Tom Allen’s successful Kickstarter project, Love on a Bike, reveals a discovery that every person writing a book needs to know. After the video’s beautiful intro of cycling around the world and falling in love, we see Tom typing away on his laptop. “My name is Tom,” says the voiceover, “And really, ever since I began travelling, I’ve been wanting to write a book. I’ve got to a point now where I’m on the very edge of having finished that book…” Hurrah! we think. Done! But Tom has become wiser:
… and that, I’ve discovered, is a more complicated and a more expensive process than I’d realised. There are various stages of editing involved. The developmental stage – making sure that the story works, from a structural point of view. Then comes copy-editing, which is to take that text and make it say what it wants to say in the best possible way…
Most people know that their book will need “editing” – copy-editing. What they often don’t realise is that it needs developmental editing too. “Editing” actually covers at least four different things: proofreading, style editing (or copy editing), structural editing, and developmental editing. The first thing you need is developmental editing.
What’s a developmental editor?
Your developmental editor is a literary consultant, a mentor, a book coach: your book-writing guru. Publishers and agents used to play this role, working with authors on the book and advising on redrafts, but few still do this. (Their profit margins generally don’t let them.
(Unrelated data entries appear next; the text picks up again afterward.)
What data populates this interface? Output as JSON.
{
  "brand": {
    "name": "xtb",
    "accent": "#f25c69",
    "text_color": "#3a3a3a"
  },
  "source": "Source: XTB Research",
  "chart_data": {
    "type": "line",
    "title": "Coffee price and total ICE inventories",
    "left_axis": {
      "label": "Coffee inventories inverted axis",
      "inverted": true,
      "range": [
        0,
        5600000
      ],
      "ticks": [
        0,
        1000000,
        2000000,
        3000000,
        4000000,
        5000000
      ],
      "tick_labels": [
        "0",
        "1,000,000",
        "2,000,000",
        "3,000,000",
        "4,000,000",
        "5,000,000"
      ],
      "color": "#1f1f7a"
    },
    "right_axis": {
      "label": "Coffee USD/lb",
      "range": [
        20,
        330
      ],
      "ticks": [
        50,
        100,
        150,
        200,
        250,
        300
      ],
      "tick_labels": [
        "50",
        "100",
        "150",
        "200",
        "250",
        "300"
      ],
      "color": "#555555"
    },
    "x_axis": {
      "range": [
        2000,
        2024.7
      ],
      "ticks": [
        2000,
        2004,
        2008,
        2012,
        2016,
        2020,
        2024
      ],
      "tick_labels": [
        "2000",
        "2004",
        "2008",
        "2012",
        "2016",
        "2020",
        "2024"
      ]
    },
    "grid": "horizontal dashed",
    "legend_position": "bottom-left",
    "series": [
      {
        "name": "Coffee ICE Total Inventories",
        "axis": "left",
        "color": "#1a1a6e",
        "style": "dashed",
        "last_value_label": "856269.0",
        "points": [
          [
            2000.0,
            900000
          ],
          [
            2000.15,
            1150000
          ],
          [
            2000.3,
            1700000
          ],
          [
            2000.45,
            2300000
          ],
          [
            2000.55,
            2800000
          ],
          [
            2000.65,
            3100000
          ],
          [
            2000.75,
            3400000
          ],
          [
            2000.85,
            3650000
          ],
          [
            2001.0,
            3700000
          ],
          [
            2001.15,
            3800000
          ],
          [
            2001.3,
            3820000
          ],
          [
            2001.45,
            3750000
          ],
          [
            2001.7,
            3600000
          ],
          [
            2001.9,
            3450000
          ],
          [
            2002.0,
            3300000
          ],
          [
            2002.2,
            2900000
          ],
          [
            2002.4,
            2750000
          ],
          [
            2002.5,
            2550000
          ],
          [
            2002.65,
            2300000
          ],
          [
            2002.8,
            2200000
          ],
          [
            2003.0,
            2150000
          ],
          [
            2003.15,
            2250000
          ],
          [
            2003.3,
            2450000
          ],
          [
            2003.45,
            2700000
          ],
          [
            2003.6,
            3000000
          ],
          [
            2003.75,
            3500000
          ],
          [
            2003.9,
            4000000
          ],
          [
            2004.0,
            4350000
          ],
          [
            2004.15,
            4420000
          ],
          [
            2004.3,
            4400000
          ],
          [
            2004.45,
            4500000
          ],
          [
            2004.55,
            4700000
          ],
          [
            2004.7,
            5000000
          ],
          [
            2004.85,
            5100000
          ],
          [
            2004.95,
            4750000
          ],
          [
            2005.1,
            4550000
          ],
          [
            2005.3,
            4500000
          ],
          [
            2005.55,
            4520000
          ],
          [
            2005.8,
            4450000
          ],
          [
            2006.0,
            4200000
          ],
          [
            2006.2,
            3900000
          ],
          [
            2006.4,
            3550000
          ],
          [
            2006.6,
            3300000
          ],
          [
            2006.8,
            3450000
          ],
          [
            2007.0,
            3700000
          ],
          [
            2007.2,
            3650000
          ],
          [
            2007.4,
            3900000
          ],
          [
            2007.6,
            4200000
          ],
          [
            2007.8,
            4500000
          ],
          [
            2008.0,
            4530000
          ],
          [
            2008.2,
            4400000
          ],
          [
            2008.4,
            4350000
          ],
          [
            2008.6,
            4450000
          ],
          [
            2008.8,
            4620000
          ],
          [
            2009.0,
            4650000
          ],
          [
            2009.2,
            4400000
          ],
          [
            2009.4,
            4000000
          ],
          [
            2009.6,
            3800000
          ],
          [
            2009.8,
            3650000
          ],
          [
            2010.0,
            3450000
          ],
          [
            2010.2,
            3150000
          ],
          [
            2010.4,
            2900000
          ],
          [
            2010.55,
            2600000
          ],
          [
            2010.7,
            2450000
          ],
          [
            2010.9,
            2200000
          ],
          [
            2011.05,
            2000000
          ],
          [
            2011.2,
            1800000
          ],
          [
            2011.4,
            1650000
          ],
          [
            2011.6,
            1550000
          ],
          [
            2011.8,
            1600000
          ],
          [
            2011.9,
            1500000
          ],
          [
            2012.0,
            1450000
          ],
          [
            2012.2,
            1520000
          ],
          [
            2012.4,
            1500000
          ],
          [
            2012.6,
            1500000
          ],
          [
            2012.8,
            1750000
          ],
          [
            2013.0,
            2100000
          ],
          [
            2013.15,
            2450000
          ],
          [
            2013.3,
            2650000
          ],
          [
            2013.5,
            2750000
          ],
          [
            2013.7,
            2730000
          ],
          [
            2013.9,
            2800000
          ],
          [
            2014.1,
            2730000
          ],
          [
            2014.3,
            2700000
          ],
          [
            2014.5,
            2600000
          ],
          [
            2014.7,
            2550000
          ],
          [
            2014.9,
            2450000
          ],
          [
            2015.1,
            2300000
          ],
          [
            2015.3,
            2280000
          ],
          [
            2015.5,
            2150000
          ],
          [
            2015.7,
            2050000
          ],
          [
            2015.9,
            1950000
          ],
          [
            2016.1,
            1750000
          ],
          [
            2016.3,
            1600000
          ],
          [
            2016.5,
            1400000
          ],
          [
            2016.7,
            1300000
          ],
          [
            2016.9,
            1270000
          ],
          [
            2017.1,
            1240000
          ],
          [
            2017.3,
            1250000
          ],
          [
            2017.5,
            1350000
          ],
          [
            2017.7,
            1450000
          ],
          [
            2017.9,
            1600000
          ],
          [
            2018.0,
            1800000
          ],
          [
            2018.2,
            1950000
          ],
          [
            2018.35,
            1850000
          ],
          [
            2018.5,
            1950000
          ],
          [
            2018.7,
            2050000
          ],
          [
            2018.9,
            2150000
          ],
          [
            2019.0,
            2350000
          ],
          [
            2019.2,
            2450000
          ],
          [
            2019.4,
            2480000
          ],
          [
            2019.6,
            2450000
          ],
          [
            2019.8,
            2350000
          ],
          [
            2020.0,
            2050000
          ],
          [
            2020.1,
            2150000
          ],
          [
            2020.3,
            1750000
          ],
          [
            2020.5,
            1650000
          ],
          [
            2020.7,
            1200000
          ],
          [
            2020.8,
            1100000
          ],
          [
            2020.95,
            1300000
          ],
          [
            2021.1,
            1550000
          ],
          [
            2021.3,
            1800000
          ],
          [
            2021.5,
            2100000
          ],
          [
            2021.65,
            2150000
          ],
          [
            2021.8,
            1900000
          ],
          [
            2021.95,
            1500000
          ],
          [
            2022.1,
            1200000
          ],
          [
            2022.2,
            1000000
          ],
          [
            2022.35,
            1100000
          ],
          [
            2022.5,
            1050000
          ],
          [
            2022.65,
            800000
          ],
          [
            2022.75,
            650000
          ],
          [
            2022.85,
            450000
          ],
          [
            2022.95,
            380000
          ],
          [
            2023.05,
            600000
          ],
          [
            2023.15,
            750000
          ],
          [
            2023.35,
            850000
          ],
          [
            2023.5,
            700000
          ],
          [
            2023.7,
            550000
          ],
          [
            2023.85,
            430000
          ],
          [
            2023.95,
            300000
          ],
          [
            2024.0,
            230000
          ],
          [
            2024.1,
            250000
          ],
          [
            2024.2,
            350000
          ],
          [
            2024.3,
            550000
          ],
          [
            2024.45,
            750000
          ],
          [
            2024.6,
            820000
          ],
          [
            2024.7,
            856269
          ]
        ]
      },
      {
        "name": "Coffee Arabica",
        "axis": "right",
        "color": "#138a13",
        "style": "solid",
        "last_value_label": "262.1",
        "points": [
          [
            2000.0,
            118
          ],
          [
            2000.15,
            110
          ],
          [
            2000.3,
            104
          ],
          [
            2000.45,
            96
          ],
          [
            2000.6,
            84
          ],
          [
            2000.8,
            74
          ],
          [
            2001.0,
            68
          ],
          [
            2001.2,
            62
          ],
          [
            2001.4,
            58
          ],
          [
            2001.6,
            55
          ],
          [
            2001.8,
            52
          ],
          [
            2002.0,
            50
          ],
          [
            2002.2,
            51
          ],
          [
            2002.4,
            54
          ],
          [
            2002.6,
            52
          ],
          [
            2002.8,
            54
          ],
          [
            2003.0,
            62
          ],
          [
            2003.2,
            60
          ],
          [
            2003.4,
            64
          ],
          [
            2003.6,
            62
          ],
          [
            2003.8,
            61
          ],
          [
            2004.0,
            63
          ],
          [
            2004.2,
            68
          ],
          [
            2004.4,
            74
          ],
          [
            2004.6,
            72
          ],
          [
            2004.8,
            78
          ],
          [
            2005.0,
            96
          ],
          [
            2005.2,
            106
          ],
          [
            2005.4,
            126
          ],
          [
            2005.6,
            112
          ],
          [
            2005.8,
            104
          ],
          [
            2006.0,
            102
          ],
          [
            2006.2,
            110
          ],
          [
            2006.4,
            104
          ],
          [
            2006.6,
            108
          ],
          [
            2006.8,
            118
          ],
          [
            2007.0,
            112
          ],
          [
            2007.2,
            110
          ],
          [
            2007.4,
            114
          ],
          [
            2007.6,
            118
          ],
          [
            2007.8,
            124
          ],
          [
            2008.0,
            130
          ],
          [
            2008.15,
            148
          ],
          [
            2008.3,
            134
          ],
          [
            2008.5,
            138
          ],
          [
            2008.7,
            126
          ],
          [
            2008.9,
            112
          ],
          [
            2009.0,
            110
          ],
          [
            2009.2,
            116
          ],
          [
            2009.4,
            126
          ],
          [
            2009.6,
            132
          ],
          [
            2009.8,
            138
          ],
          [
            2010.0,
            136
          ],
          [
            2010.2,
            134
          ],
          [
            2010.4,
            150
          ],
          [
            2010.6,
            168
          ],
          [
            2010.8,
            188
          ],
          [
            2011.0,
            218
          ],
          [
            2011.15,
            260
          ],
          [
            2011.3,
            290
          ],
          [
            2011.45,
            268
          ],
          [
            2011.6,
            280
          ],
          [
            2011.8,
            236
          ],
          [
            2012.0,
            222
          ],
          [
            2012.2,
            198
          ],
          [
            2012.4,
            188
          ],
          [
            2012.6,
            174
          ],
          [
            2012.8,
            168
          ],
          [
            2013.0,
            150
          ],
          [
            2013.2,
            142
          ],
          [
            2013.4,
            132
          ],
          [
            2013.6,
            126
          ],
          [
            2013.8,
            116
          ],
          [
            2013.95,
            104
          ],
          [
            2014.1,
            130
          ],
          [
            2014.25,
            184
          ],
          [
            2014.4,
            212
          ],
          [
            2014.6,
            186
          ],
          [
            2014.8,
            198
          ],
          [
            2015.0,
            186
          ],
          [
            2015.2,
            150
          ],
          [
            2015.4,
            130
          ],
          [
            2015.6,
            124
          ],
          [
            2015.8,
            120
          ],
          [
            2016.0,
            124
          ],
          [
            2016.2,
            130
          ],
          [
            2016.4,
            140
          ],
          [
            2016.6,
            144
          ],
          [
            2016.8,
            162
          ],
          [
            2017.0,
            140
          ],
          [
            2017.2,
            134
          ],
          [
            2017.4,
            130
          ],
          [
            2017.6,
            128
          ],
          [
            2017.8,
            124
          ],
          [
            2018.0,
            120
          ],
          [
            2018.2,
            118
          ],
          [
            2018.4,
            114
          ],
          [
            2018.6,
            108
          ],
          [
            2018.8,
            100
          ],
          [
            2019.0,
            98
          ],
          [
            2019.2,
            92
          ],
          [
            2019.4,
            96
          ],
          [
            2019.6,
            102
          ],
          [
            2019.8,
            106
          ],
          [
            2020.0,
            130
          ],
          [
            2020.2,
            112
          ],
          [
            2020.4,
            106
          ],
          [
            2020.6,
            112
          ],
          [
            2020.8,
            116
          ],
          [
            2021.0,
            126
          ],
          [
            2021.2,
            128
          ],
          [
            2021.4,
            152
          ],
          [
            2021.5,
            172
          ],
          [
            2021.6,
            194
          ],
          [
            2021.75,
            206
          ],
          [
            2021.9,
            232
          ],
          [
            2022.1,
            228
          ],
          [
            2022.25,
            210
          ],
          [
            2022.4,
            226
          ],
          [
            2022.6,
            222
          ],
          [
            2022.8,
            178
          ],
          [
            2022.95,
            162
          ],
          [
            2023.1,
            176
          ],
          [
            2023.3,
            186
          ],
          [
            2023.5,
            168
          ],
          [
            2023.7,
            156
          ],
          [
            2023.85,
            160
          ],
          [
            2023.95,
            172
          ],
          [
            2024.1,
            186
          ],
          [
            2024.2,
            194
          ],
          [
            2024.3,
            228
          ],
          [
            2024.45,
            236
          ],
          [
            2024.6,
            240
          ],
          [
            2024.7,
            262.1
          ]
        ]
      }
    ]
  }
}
The big booksellers, most infamously Amazon, squeeze publishers for bigger and bigger percentage discounts, with 40% now standard.) Like Tom, you might think you’re on the edge of having finished that book – but in reality, you’re on the edge of having finished the first draft. When you’re writing about your area of expertise, no-one expects you to be an expert in writing books as well, but they do expect you to write an expert book. So you get in a book expert, structured support to go from first draft to fabulous.
When should I get a developmental editor?
If you’re starting a book, you can get in a mentor from the outset – have a look at the Springboard programme, to see how that works. If you’re already writing it or have “finished”, you can send your writing so far plus an outline or your complete first draft for critique.
What does a developmental editor do?
Your developmental editor is your consultant: they’ll advise you on what you need to do and guide you through that. They’re the book expert (not an expert in your field) and an advocate for the reader. In practice, they’ll read everything you’ve written, for a total overview, and then advise you on three main areas:
- your structure: Does it fit the information? Will it suit your readers? Is it consistent? Does it run smoothly or is it choppy, referring back and forth awkwardly? Is your model explaining your ideas in the best possible way or muddying the waters?
- your content: Is it pitched right for your readers – is it too simple, too masterclass, or perfect Goldilocks? Is key content missing? How are you using examples, research, case studies? Is it evenly balanced across the main topics?
- your style: This should be natural, clear, and authoritative. Does it get too formal or too chatty? Is there jargon that will confuse or alienate readers? (It’s a fine line between coining terms you’ll own and creating an in-club that the reader’s standing outside.) Is your tone right? You want to advise without being bossy or judgemental, share your experience without undermining your expertise, and deal tactfully with counter-examples.
The developmental editor will give you all this feedback – and then you get to work. Draft two: you reorganise, add content, rewrite bits, act on everything you’ve been told, and then send it back for a second review. You can do this stage chapter by chapter, getting each one done before moving onto the next, or as part of a mentoring programme, or by reworking the whole book then resubmitting it.
And then? Rinse and repeat as necessary! Don’t be surprised or disheartened if your book goes through more than two reviews. Any writer will tell you that writing multiple drafts is normal. Some of the best books I’ve worked on have gone through four or more rounds of review – and have come out the other end spectacular.
Developmental editing will make your book much, much better, but unexpected riches lie in wait for you, too. This process will pull out a lot of new content – new to the book and sometimes new to you. You discover fresh insights, new shapes to your ideas, even material for new workshops.
If your book is going to represent you, you can’t afford to skimp on quality. As Tom Allen says, “I’d like more people than my mum to read it. (No offence to her. She is my most important reader.)” Make it the best book possible – get developmental editing.